I have an issue when calculating the perspective view in my game. Most of the time it’s fine, but sometimes I end up with a very large x or y value (-ve or +ve) and due to the limitations of java it flips the coordinates and I end up with a line drawing in the wrong direction.

What I would like to calculate (as part of my screen projection method) is if the point is outside the screen (lets say 600,800) I’d like to calculate the point on edge of the screen, so that the points are always between zero and the max dimension of the screen.

I thought about trying to calculate the line intersection depending which quadrant it is, but this seems messy. Is there a better way to do this?

Here’s my code for reference:

public Point getScreenProjection(Coordinates a)
{

double f = (viewPoint.z - screenPlane.z) / (viewPoint.z - a.z);
Point p = new Point();
p.x = (int)(a.x * f + dimensions.x * .5);
p.y = (int)(dimensions.y * .5 - a.y * f) + (int)(m_yoffset);
return p;

}

The point ‘dimensions’ is the dimension of the screen view (ie 600,800).

Hi,

just to add - what I’m essentially after is Clipping Operations.

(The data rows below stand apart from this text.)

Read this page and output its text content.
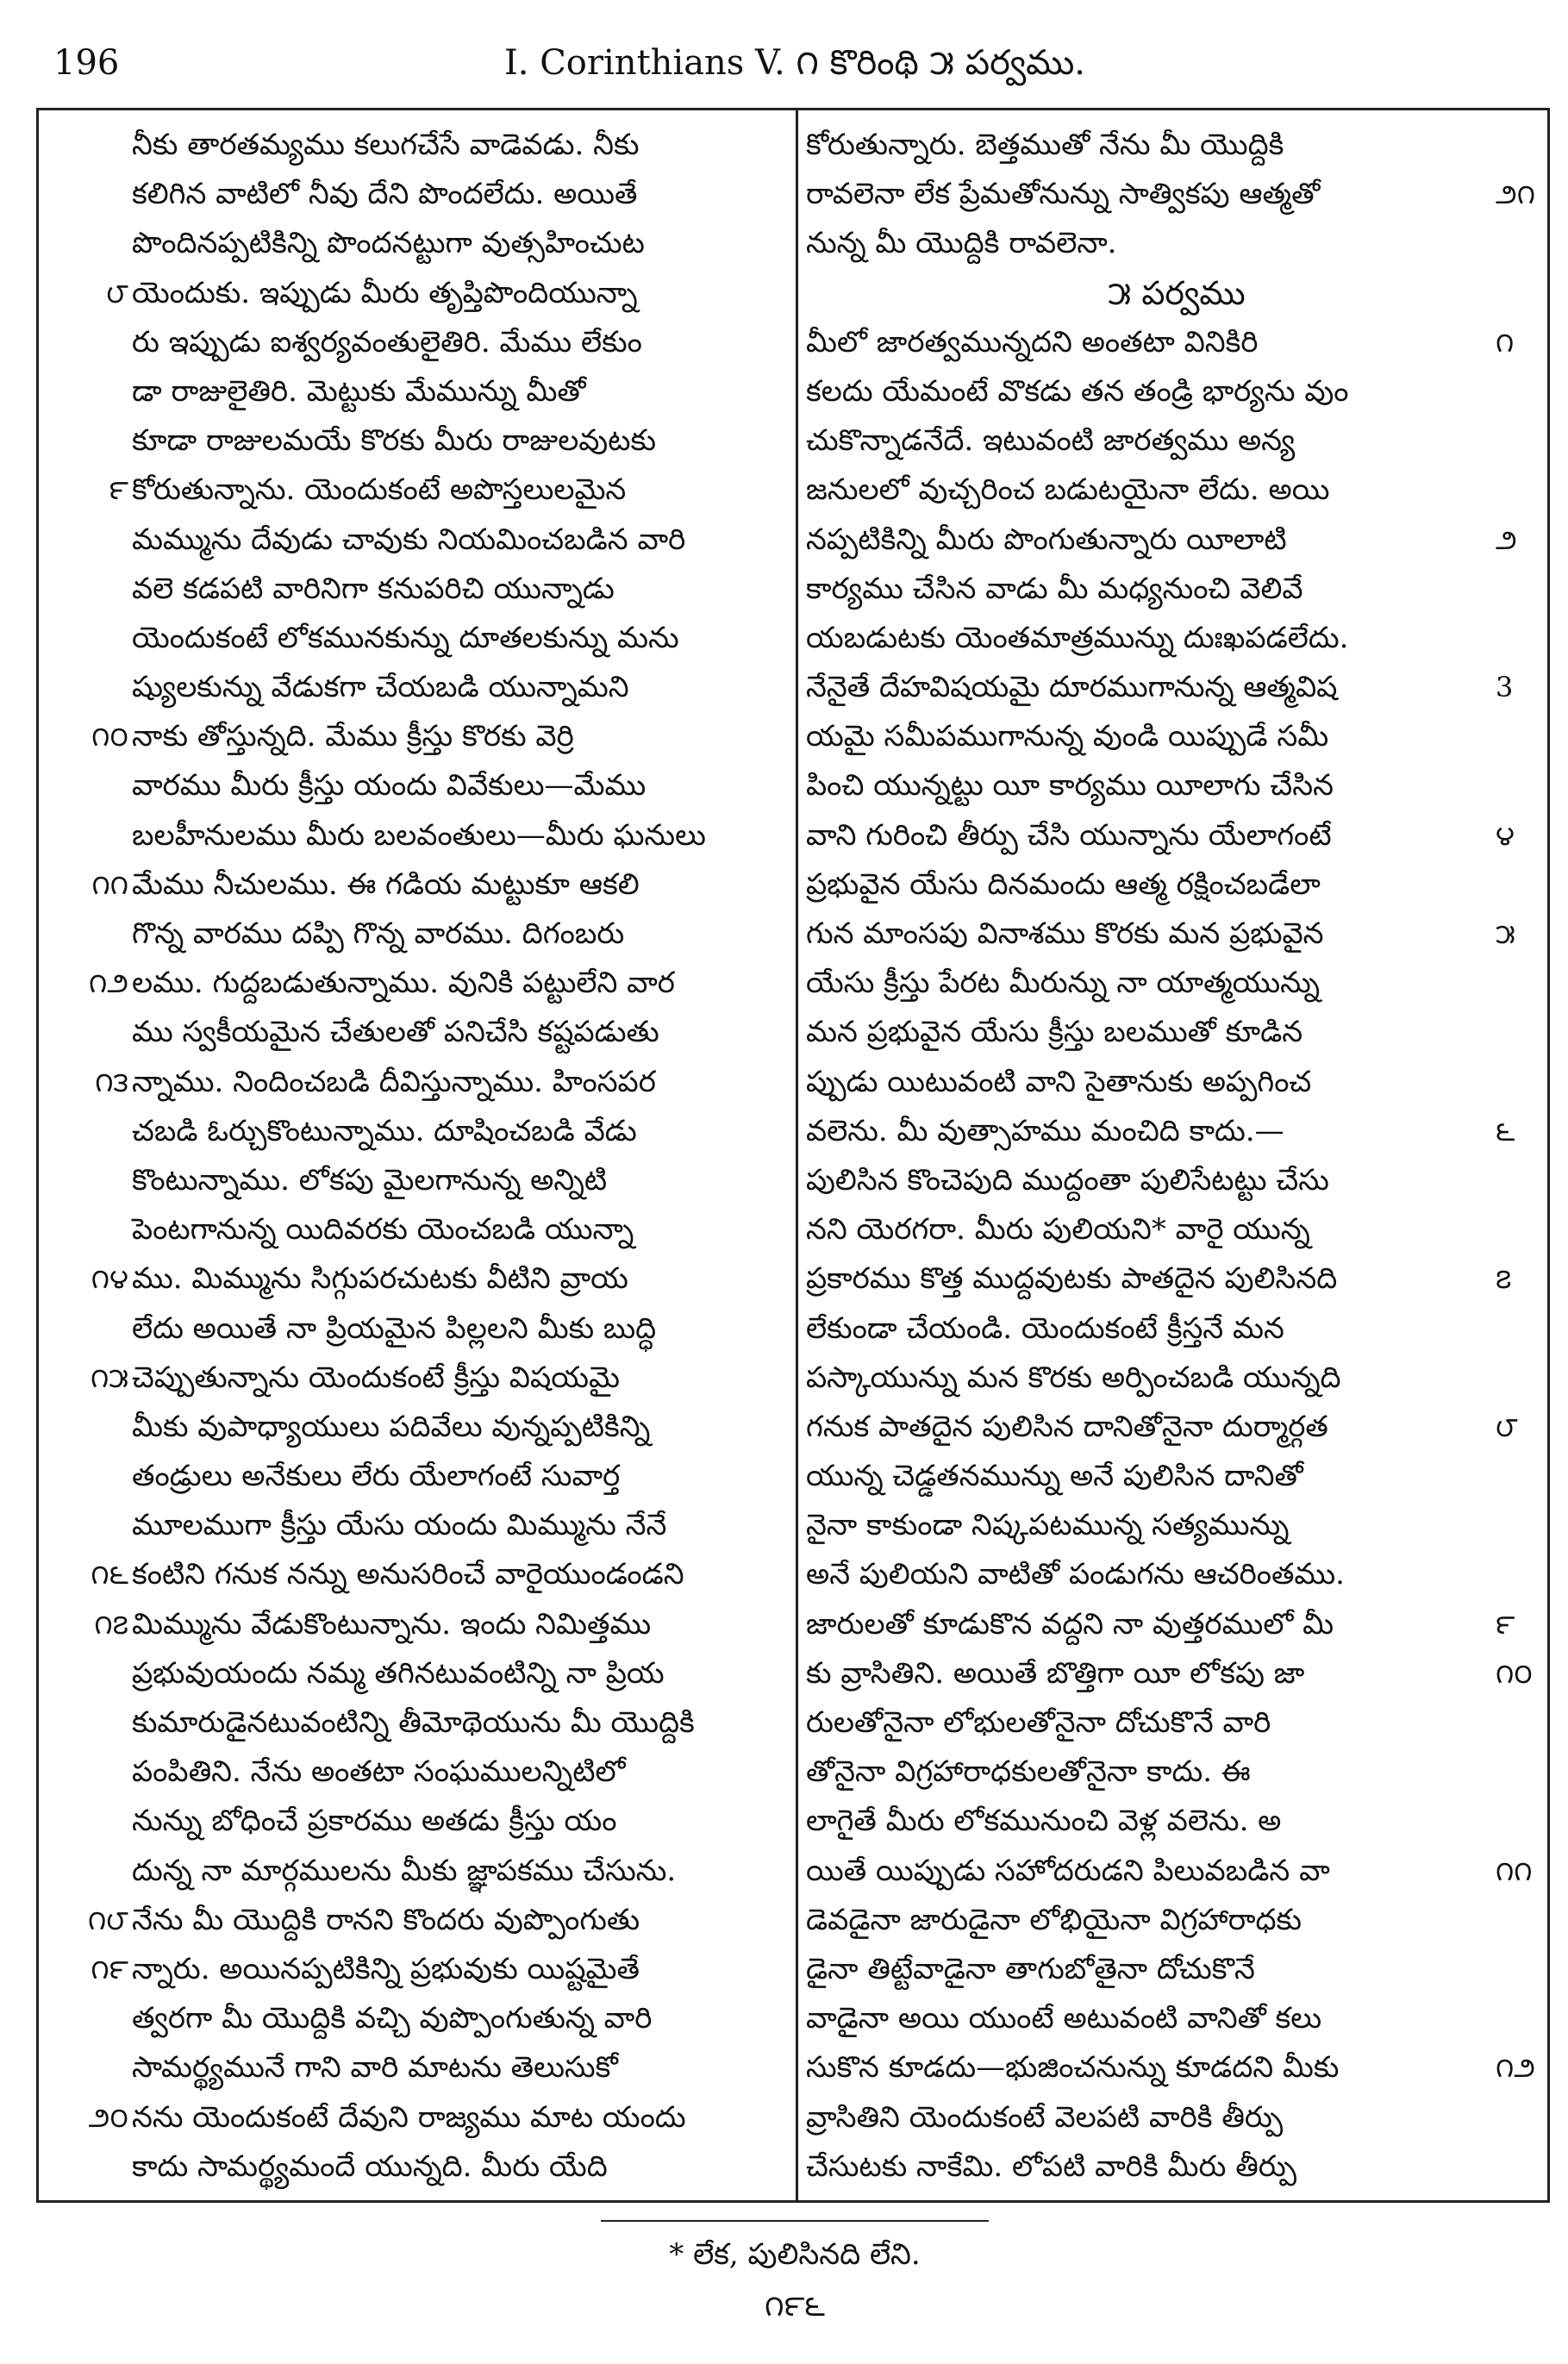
196	I. Corinthians V. ౧ కొరింథి ౫ పర్వము.
నీకు తారతమ్యము కలుగచేసే వాడెవడు. నీకు
కలిగిన వాటిలో నీవు దేని పొందలేదు. అయితే
పొందినప్పటికిన్ని పొందనట్టుగా వుత్సహించుట
౮ యెందుకు. ఇప్పుడు మీరు తృప్తిపొందియున్నా
రు ఇప్పుడు ఐశ్వర్యవంతులైతిరి. మేము లేకుం
డా రాజులైతిరి. మెట్టుకు మేమున్ను మీతో
కూడా రాజులమయే కొరకు మీరు రాజులవుటకు
౯ కోరుతున్నాను. యెందుకంటే అపొస్తలులమైన
మమ్మును దేవుడు చావుకు నియమించబడిన వారి
వలె కడపటి వారినిగా కనుపరిచి యున్నాడు
యెందుకంటే లోకమునకున్ను దూతలకున్ను మను
ష్యులకున్ను వేడుకగా చేయబడి యున్నామని
౧౦ నాకు తోస్తున్నది. మేము క్రీస్తు కొరకు వెర్రి
వారము మీరు క్రీస్తు యందు వివేకులు—మేము
బలహీనులము మీరు బలవంతులు—మీరు ఘనులు
౧౧ మేము నీచులము. ఈ గడియ మట్టుకూ ఆకలి
గొన్న వారము దప్పి గొన్న వారము. దిగంబరు
౧౨ లము. గుద్దబడుతున్నాము. వునికి పట్టులేని వార
ము స్వకీయమైన చేతులతో పనిచేసి కష్టపడుతు
౧౩ న్నాము. నిందించబడి దీవిస్తున్నాము. హింసపర
చబడి ఓర్చుకొంటున్నాము. దూషించబడి వేడు
కొంటున్నాము. లోకపు మైలగానున్న అన్నిటి
పెంటగానున్న యిదివరకు యెంచబడి యున్నా
౧౪ ము. మిమ్మును సిగ్గుపరచుటకు వీటిని వ్రాయ
లేదు అయితే నా ప్రియమైన పిల్లలని మీకు బుద్ధి
౧౫ చెప్పుతున్నాను యెందుకంటే క్రీస్తు విషయమై
మీకు వుపాధ్యాయులు పదివేలు వున్నప్పటికిన్ని
తండ్రులు అనేకులు లేరు యేలాగంటే సువార్త
మూలముగా క్రీస్తు యేసు యందు మిమ్మును నేనే
౧౬ కంటిని గనుక నన్ను అనుసరించే వారైయుండండని
౧౭ మిమ్మును వేడుకొంటున్నాను. ఇందు నిమిత్తము
ప్రభువుయందు నమ్మ తగినటువంటిన్ని నా ప్రియ
కుమారుడైనటువంటిన్ని తీమోథెయును మీ యొద్దికి
పంపితిని. నేను అంతటా సంఘములన్నిటిలో
నున్ను బోధించే ప్రకారము అతడు క్రీస్తు యం
దున్న నా మార్గములను మీకు జ్ఞాపకము చేసును.
౧౮ నేను మీ యొద్దికి రానని కొందరు వుప్పొంగుతు
౧౯ న్నారు. అయినప్పటికిన్ని ప్రభువుకు యిష్టమైతే
త్వరగా మీ యొద్దికి వచ్చి వుప్పొంగుతున్న వారి
సామర్థ్యమునే గాని వారి మాటను తెలుసుకో
౨౦ నను యెందుకంటే దేవుని రాజ్యము మాట యందు
కాదు సామర్థ్యమందే యున్నది. మీరు యేది
కోరుతున్నారు. బెత్తముతో నేను మీ యొద్దికి
౨౧
రావలెనా లేక ప్రేమతోనున్ను సాత్వికపు ఆత్మతో
నున్న మీ యొద్దికి రావలెనా.
౫ పర్వము
౧
మీలో జారత్వమున్నదని అంతటా వినికిరి
కలదు యేమంటే వొకడు తన తండ్రి భార్యను వుం
చుకొన్నాడనేదే. ఇటువంటి జారత్వము అన్య
జనులలో వుచ్చరించ బడుటయైనా లేదు. అయి
౨
నప్పటికిన్ని మీరు పొంగుతున్నారు యీలాటి
కార్యము చేసిన వాడు మీ మధ్యనుంచి వెలివే
యబడుటకు యెంతమాత్రమున్ను దుఃఖపడలేదు.
3
నేనైతే దేహవిషయమై దూరముగానున్న ఆత్మవిష
యమై సమీపముగానున్న వుండి యిప్పుడే సమీ
పించి యున్నట్టు యీ కార్యము యీలాగు చేసిన
౪
వాని గురించి తీర్పు చేసి యున్నాను యేలాగంటే
ప్రభువైన యేసు దినమందు ఆత్మ రక్షించబడేలా
౫
గున మాంసపు వినాశము కొరకు మన ప్రభువైన
యేసు క్రీస్తు పేరట మీరున్ను నా యాత్మయున్ను
మన ప్రభువైన యేసు క్రీస్తు బలముతో కూడిన
ప్పుడు యిటువంటి వాని సైతానుకు అప్పగించ
౬
వలెను. మీ వుత్సాహము మంచిది కాదు.—
పులిసిన కొంచెపుది ముద్దంతా పులిసేటట్టు చేసు
నని యెరగరా. మీరు పులియని* వారై యున్న
౭
ప్రకారము కొత్త ముద్దవుటకు పాతదైన పులిసినది
లేకుండా చేయండి. యెందుకంటే క్రీస్తనే మన
పస్కాయున్ను మన కొరకు అర్పించబడి యున్నది
౮
గనుక పాతదైన పులిసిన దానితోనైనా దుర్మార్గత
యున్న చెడ్డతనమున్ను అనే పులిసిన దానితో
నైనా కాకుండా నిష్కపటమున్న సత్యమున్ను
అనే పులియని వాటితో పండుగను ఆచరింతము.
౯
జారులతో కూడుకొన వద్దని నా వుత్తరములో మీ
౧౦
కు వ్రాసితిని. అయితే బొత్తిగా యీ లోకపు జా
రులతోనైనా లోభులతోనైనా దోచుకొనే వారి
తోనైనా విగ్రహారాధకులతోనైనా కాదు. ఈ
లాగైతే మీరు లోకమునుంచి వెళ్ల వలెను. అ
౧౧
యితే యిప్పుడు సహోదరుడని పిలువబడిన వా
డెవడైనా జారుడైనా లోభియైనా విగ్రహారాధకు
డైనా తిట్టేవాడైనా తాగుబోతైనా దోచుకొనే
వాడైనా అయి యుంటే అటువంటి వానితో కలు
౧౨
సుకొన కూడదు—భుజించనున్ను కూడదని మీకు
వ్రాసితిని యెందుకంటే వెలపటి వారికి తీర్పు
చేసుటకు నాకేమి. లోపటి వారికి మీరు తీర్పు
* లేక, పులిసినది లేని.
౧౯౬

A clipping algorithm to identify portions of the picture that lie inside or outside of a specified region (ie clip window).

* Point Clipping - checking whether a single point is within the clip window
* Line Clipping  - eliminate lines entirely outside the clip window, and calculates new endpoints for lines only partially within the clip window
* Polygon Clipping  - calculate the boundary(s) for that part of a polygon which overlaps the clip window

Instead of using Point, try Point2D.Double. This should increase the available precision. Point only uses int for the x,y value.

Hi,

I used a Cohen-Sutherland algorithm to clip all the points in my polygons. This has worked perfectly. However I realise the issue is in fact the getScreenProjection algorithm.

This issue occurs the the point that needs to be mapped is either very close to the viewPoint or behind it. This gives a very laarge factor. This simple fix is to have a large viewPoint - however you then don’t get the perspective look I’m after - you get a rather flat view.
Any suggestions or ideas? what do you do?